Ministério Público e Polícia Federal querem saber como lista foi alterada com títulos que não foram pedidos pelos professores

A Polícia Federal e o Ministério Público Federal (MPF) do Pará abriram investigação para apurar fraudes na compra de livros didáticos para a 10ª Unidade Regional de Educação (URE) no Pará, que reúne 12,4 mil alunos em 18 escolas de municípios da região da Transamazônica. A Secretaria Estadual de Educação (Seduc) também instaurou Procedimento Administrativo Disciplinar (PAD) para apurar o caso.

Pela investigação do Ministério Público Federal, iniciada a partir de representação do Sindicato dos Trabalhadores em Educação Pública do Pará (Sintepp), em 08 de junho, às 10h36, houve a inserção no sistema do Fundo Nacional de Desenvolvimento da Educação (FNDE) dos livros didáticos que seriam adotados no próximo ano letivo. No entanto, quatro dias depois, por volta das 17h, houve a modificação desta lista de livros didáticos sem qualquer autorização dos gestores da URE nem dos professores da região.

Segundo o Ministério Público Federal, existem suspeitas de que esses dados foram modificados para favorecer uma editora cujos títulos não foram escolhidos pelos professores da região. Até o momento, não se tem informações sobre o responsável pela modificação dos dados no sistema do FNDE.

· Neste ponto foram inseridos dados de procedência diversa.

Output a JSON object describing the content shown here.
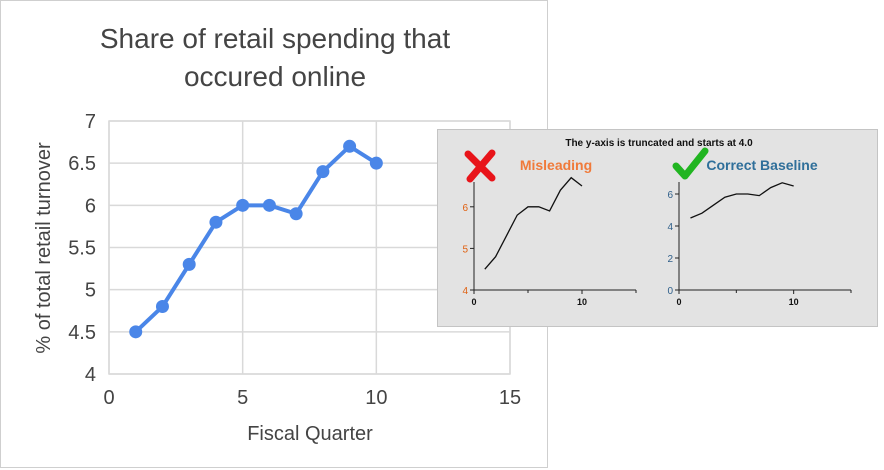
{
  "colors": {
    "main_line": "#4a86e8",
    "grid": "#d9d9d9",
    "axis_text": "#444444",
    "misleading_accent": "#f07a3a",
    "misleading_axis": "#e06010",
    "correct_accent": "#2f6f9a",
    "correct_axis": "#2f5f8a",
    "cross_icon": "#e8141a",
    "check_icon": "#21b521"
  },
  "icons": {
    "misleading": "cross-mark-icon",
    "correct": "check-mark-icon"
  },
  "chart_data": [
    {
      "type": "line",
      "title": "Share of retail spending that occured online",
      "title_lines": [
        "Share of retail spending that",
        "occured online"
      ],
      "xlabel": "Fiscal Quarter",
      "ylabel": "% of total retail turnover",
      "x": [
        1,
        2,
        3,
        4,
        5,
        6,
        7,
        8,
        9,
        10
      ],
      "y": [
        4.5,
        4.8,
        5.3,
        5.8,
        6.0,
        6.0,
        5.9,
        6.4,
        6.7,
        6.5
      ],
      "xlim": [
        0,
        15
      ],
      "ylim": [
        4,
        7
      ],
      "xticks": [
        "0",
        "5",
        "10",
        "15"
      ],
      "yticks": [
        "4",
        "4.5",
        "5",
        "5.5",
        "6",
        "6.5",
        "7"
      ],
      "grid": true
    },
    {
      "type": "line",
      "title": "The y-axis is truncated and starts at 4.0",
      "panels": [
        {
          "label": "Misleading",
          "x": [
            1,
            2,
            3,
            4,
            5,
            6,
            7,
            8,
            9,
            10
          ],
          "y": [
            4.5,
            4.8,
            5.3,
            5.8,
            6.0,
            6.0,
            5.9,
            6.4,
            6.7,
            6.5
          ],
          "ylim": [
            4,
            6.5
          ],
          "yticks": [
            "4",
            "5",
            "6"
          ],
          "xticks": [
            "0",
            "10"
          ],
          "xlim": [
            0,
            15
          ]
        },
        {
          "label": "Correct Baseline",
          "x": [
            1,
            2,
            3,
            4,
            5,
            6,
            7,
            8,
            9,
            10
          ],
          "y": [
            4.5,
            4.8,
            5.3,
            5.8,
            6.0,
            6.0,
            5.9,
            6.4,
            6.7,
            6.5
          ],
          "ylim": [
            0,
            6.5
          ],
          "yticks": [
            "0",
            "2",
            "4",
            "6"
          ],
          "xticks": [
            "0",
            "10"
          ],
          "xlim": [
            0,
            15
          ]
        }
      ]
    }
  ]
}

Por conta do indício de fraude, o Ministério Público Federal recomendou a suspensão imediata do processo de compra de livros didáticos para as cidades de Altamira, Anapu, Brasil Novo, Medicilândia, Porto de Moz, Senador José Porfírio, Vitória do Xingú e Uruará. A recomendação foi assinada dia 5 de setembro pelo procurador da República Bruno Alexandre Gütschow e encaminhada ao presidente do FNDE, José Carlos Wanderley Dias de Freitas. O FNDE tem dez dias úteis para dar uma resposta ao MPF.

A Secretaria de Educação do Pará (Seduc) informou que, como medida preventiva, instaurou procedimento administrativo para apurar se existe envolvimentos de funcionários do Estado na fraude.´“A senhora Nilceia Alves de Moura Oliveira, diretora da 10ª URE, que comunicou o suposto fato oficialmente à gestão da Seduc. A servidora solicitou, inclusive, que fosse mantida a escolha dos livros didáticos. Essas informações são parte integrante de um Boletim de Ocorrência feito sob orientação do Fundo Nacional de Desenvolvimento da Educação/MEC, que está sendo informado regularmente sobre o caso”, informou a Seduc do Pará por meio de nota.